Katie Lundy

Staff Writer

Anger. Hatred. Shame. All of these are feelings felt during the play ‘Disgraced’ by Ayad Akhtar. And yet, in the beginning there was hope, idealism, and near worship. This play winds itself through the American psyche as it details a fictional life of a non-practicing Muslim and his artistic wife as they struggle through the difficulties of life in America after 9/11.

Amir is a successful lawyer at a firm in New York City. Of South Asian origin, he changed his name to Kapoor when he moved to America and left who he used to be back home. He americanized, changed his name to Kapoor, and fights a daily struggle to not have his main identity as that of being Muslim.

Emily is Amir’s wife, and an artist of great talent. She finds inspiration through Islamic structures, noting the elegance by which they were conceived. She has a fascination with Islam, perhaps because it is not her past, but something that she can explore and contest in a way that is different from her husband’s.

The play shows a new take on the downfall of an American family. The marriage of Amir and Emily is mixed in blood, religion, race, things that even today scandalize some people in America. When Amir’s nephew, Abe, or Hussein as Amir calls him, comes to beg that Amir help his Imam, it is the beginning of the end. Eventually Amir concedes after Emily takes a stance that shames him into helping this Imam, someone who, to Amir, symbolizes everything that is wrong with his religion.

Islam is like many of the great religions of the world; it is born out a people persecuted, a people who have toiled. As in many religions, there has been blood and war. Violence and mayhem. Despair and distrust. And yet, there are redeeming aspects. Islam has changed over time, much like Christianity and Judaism, Different sects divide the religions, each sect looser or stricter in adherence than the others.

In America after 9/11, many Muslims were persecuted. Unrelentlessly, innocent people were killed, murdered in cold blood. We have seen the news coverage, and yet we try to hide ourselves from the shame. Today, we have cries of “Black Lives Matter,” contrary to “All Lives Matter,” and yet, where was the propaganda for “Muslim Lives Matter” when American citizens were hurting other American citizens, simply because of their religion?

This is a troubling question. As a collective society of Americans, we just remembered the fifteenth anniversary of 9/11, a day we’ll never forget.
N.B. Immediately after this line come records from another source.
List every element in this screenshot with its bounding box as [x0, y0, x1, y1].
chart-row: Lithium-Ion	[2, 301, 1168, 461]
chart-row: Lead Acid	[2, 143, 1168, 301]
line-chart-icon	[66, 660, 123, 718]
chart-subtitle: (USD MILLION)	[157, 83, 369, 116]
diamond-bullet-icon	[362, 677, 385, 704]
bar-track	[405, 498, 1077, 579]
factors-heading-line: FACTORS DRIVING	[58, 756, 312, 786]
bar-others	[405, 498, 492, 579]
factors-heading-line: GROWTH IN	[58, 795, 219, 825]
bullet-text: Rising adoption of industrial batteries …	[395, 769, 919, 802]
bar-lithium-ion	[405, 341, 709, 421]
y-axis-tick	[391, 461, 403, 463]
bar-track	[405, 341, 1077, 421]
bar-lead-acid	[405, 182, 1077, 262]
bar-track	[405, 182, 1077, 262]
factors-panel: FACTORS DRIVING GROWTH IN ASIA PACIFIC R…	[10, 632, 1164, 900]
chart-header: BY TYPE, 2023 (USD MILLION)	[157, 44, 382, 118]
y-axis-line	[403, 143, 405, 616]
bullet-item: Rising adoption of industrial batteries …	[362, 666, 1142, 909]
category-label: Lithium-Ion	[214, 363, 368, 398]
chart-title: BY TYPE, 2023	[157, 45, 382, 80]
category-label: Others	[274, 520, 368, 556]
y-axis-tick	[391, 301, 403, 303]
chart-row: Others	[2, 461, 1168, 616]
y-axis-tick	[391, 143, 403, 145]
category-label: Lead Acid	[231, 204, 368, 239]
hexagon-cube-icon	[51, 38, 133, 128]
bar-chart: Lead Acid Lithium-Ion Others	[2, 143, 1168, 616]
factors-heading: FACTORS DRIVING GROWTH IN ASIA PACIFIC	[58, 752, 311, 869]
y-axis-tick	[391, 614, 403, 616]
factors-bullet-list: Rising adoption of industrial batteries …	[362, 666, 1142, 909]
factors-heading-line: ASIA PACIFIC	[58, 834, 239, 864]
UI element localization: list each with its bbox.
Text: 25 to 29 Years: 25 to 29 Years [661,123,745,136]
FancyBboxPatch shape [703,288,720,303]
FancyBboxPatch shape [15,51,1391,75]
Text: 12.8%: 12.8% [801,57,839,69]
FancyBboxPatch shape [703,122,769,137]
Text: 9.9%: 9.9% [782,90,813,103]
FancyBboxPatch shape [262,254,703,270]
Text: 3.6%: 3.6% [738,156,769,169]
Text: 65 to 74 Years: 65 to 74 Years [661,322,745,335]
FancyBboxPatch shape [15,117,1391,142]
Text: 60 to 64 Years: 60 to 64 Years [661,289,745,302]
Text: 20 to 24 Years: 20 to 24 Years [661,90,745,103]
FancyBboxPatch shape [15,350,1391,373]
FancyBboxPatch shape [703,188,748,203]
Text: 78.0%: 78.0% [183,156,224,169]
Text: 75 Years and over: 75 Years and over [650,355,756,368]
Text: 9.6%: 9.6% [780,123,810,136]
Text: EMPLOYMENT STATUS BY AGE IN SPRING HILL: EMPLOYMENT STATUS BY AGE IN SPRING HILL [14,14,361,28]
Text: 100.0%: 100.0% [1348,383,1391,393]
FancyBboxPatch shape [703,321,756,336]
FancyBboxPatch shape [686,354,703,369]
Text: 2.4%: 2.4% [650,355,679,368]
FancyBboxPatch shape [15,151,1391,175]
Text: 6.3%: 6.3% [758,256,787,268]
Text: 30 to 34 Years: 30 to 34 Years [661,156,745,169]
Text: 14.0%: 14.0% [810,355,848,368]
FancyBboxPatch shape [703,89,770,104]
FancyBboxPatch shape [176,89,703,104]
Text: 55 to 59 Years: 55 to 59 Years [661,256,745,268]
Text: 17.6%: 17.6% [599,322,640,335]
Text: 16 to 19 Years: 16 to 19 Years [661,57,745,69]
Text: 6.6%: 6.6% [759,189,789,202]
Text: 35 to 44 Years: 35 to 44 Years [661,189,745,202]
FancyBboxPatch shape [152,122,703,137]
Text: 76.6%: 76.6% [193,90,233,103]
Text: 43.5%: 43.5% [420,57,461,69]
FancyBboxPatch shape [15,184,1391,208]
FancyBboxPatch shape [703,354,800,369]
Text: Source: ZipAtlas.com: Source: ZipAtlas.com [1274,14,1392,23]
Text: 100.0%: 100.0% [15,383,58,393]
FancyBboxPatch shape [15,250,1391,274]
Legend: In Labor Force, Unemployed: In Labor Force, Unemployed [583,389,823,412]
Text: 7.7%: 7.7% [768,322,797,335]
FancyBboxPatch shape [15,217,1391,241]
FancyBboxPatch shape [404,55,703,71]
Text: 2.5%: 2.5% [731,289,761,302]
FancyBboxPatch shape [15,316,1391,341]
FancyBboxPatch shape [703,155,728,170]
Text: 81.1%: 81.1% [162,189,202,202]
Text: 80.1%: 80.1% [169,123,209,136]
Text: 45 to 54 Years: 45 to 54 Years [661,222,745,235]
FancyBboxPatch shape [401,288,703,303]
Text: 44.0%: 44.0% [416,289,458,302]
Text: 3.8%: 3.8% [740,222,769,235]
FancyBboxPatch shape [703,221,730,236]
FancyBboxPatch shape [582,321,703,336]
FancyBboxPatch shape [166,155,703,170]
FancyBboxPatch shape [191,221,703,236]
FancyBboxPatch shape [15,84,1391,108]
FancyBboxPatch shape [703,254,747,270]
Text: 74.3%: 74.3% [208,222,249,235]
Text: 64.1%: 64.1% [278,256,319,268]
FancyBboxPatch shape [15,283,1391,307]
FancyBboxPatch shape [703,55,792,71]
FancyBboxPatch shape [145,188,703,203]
And yet, we try to forget the violence that we rained down after it happened. We are still in the War on Terror, but it no longer fills the radio stations, American citizens don’t have to ration, we turn our backs on veterans. Instead, some Americans have taken it on themselves to pursue vigilante justice against the people that they have deemed to be worthy of violence.

America harbors a bigoted fear of Islam, and yet it is not alone. Islamophobia has contributed to the rise of right-wing ultra-nationalist groups. Le Front Nationale in France is a contender in many elections, as is Donald Trump in America. Supporters of such groups consider drastic means a necessity to keep out a “Muslim Threat” that, quite frankly, isn’t appearing.

In the play, Amir says how the religion of his people came from the desert, “From a group of tough-minded, tough-living people,/ Who saw life as something hard and relentless,/ Something to be suffered…” He makes a case that Islam is something to be ‘submitted’ to. He brings up the idea of Shari’a law, in that, “In Islam there’s no difference. There’s no distinction of church and state.” He argues and makes a monolithic statement that all Muslims think that this, with the understanding that to be devout one must conform to a hive mind.

What he doesn’t state is that all countries practice Islam differently, that there is no universal way to practice Islam that is consistent with all peoples, of all ages, across all lines.

In America, we so often separate along the lines of gender, age, race, and class. We see this as male, female, young, old, black, white, rich, and poor. We simplify issues that really shouldn’t be, we try to essentialize things that we can’t. We hurt people because we can, and ostracize those who we conceive as not being able to fit into the “American” mold.

How can we be a melting pot when we don’t want to let anyone else in?

So often, Americans are likely to cite jihad as the things they are so scared about when pertaining to Muslims. And yet, the Prophet Muhammad said that the highest jihad one can commit is jihad against the self, to become a better Muslim.

There is no jihad in this play. Indeed, religious differences and old hatred that linger between Jews and Muslims in the Middle East play out, but not at the forefront. The way these are brought to the reader’s attention is more malicious, and cuts deeper than if the writer were to have made a base line about it. The reader grows close to the characters, due to the special care that the writer has injected the play with.

Everything is choreographed, everything is meant to be poured over. Every microaggression that Amir has faced in this play is a reflection on the larger American society as a whole.

Even the beginning of the play is a new host of microaggression. When Emily uses Amir as inspiration for her own take on the Velasquez painting of his Moor Juan de Pareja, it can be seen as a symbol for the way that so many Muslims feel as though they cannot express themselves, nor truly even be themselves, since the main society of their nation pushes them down and tries to make them conform. American society shames people to conform, and when they act out, are disgraced in their communities by trying to be more.